Scientists in China have completed the largest ever trial to assess the effectiveness of a male hormonal contraceptive, which showed it achieved a 99 per cent success rate over the two and a half years of the study. Researchers at the National Research Institute for Family Planning (NRIFP) in Beijing injected over 1,000 healthy, fertile men with a formulation of testosterone undecanoate (TU) in tea seed oil for thirty months, temporarily halting sperm production during the trial, but with fertility returning to normal levels afterwards. The findings, reported in the Journal of Clinical Endocrinology and Metabolism, raise hopes that an effective and reversible hormonal contraceptive regime for men may yet be possible.

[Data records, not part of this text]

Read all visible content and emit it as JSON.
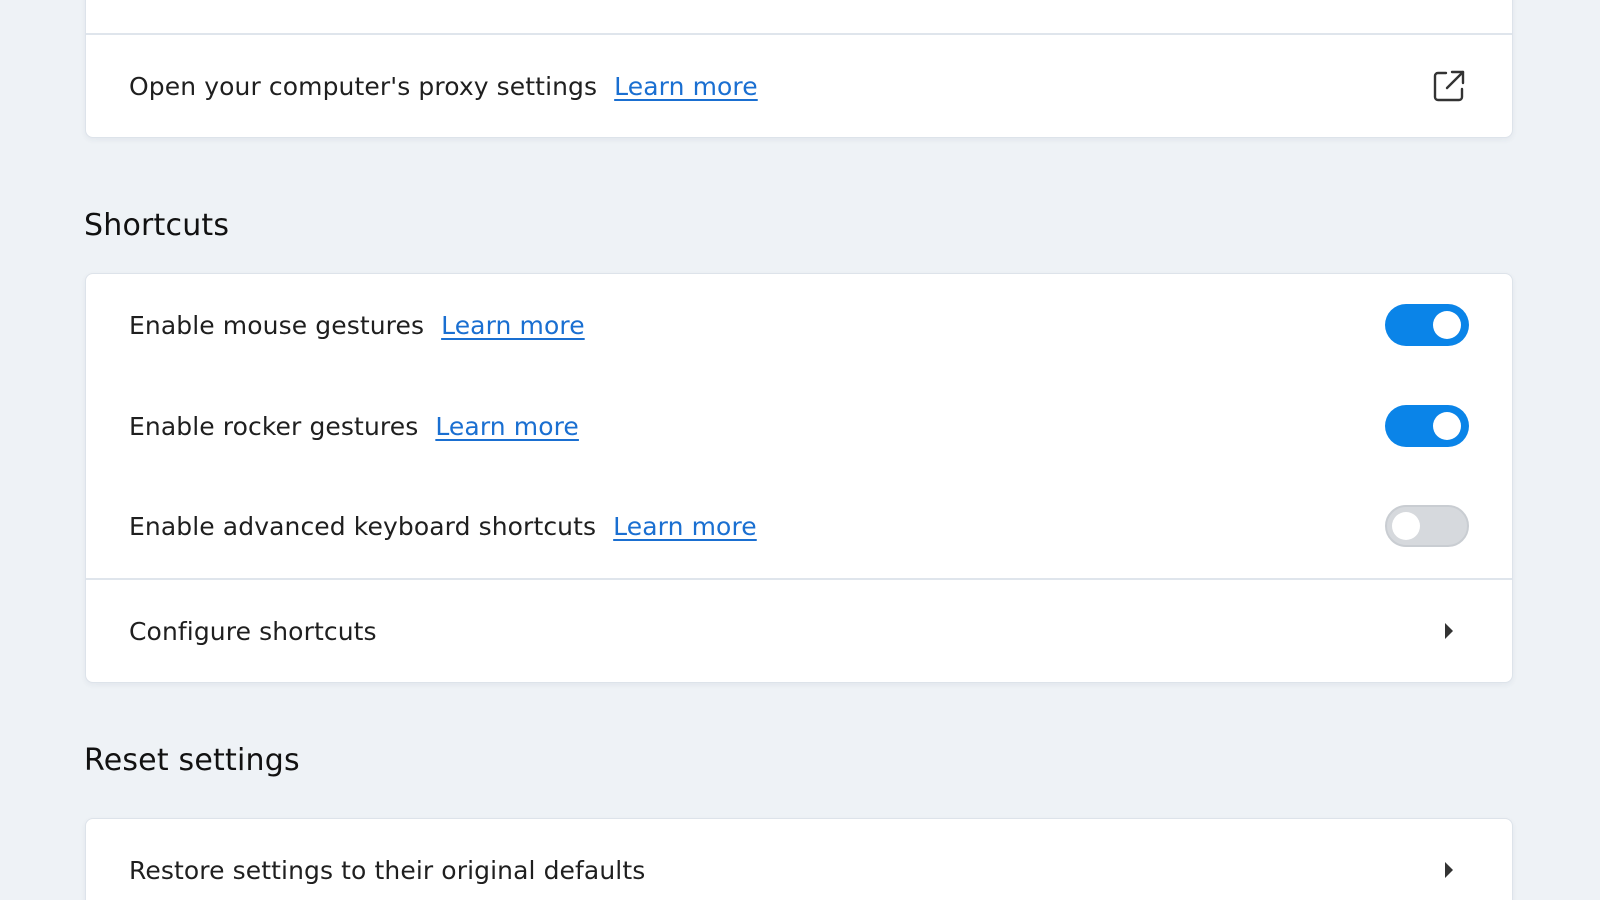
{
  "proxy": {
    "label": "Open your computer's proxy settings",
    "link": "Learn more",
    "icon": "external-link-icon"
  },
  "shortcuts": {
    "title": "Shortcuts",
    "items": [
      {
        "label": "Enable mouse gestures",
        "link": "Learn more",
        "enabled": true
      },
      {
        "label": "Enable rocker gestures",
        "link": "Learn more",
        "enabled": true
      },
      {
        "label": "Enable advanced keyboard shortcuts",
        "link": "Learn more",
        "enabled": false
      }
    ],
    "configure": {
      "label": "Configure shortcuts",
      "icon": "chevron-right-icon"
    }
  },
  "reset": {
    "title": "Reset settings",
    "restore": {
      "label": "Restore settings to their original defaults",
      "icon": "chevron-right-icon"
    }
  },
  "colors": {
    "accent": "#0a84e8",
    "link": "#1a6fd1",
    "background": "#eef2f6",
    "toggle_off": "#d6d9dd"
  }
}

1,045 Chinese men with normal medical histories and between the ages of 20-45 - all of whom had fathered at least one child in the preceding two years - were enlisted in the study, with two thirds completing the trial. They were given a monthly 500mg testosterone injection, which reduced the production of two regulatory brain chemicals, follicle-stimulating hormone (FSH) and luteinising hormone (LH); these disrupted sperm production. Only one in 100 men fathered a child while receiving the treatment, putting its effectiveness on a par with female contraceptive injections and the Pill. Sperm production returned to normal levels after four to six months in all but two of the participants, and with none of the short-term side effects that have beleaguered previous research on male hormonal contraceptives, such as mood-swings and lowered sex drive.
Scientists have been searching for a male hormonal contraceptive for almost two decades, and China has invested heavily in reproductive technology, however progress has been hampered by a lack of interest in large-scale trials by pharmaceutical companies, and by persistent survey results indicating that women would not trust men to use hormonal contraceptives reliably. Doctor Yi-Qun Gu, of the NRIFP in Beijing explains that the current study shows that 'for couples who cannot, or prefer not to use only female-oriented contraception...a male hormonal contraceptive regimen may be a potential, novel and workable alternative'.
However, despite these encouraging results, questions about the effectiveness of the treatment in non-Chinese men, as well as its long-term effects need to be ironed-out before the contraceptive could become widely available, potentially in the next five years. According to Elaine Lissner of the Male Contraception Information Project (MCIP) in San Francisco, 'testosterone alone, which was used in this study, is not considered effective enough; studies in Caucasian men add a progesterone hormone to the regimen'.
Dr Gu has also cautioned that more research is needed to ascertain the long-term safety of the treatment, 'with a focus on cardiovascular, prostate and behavioural safety'.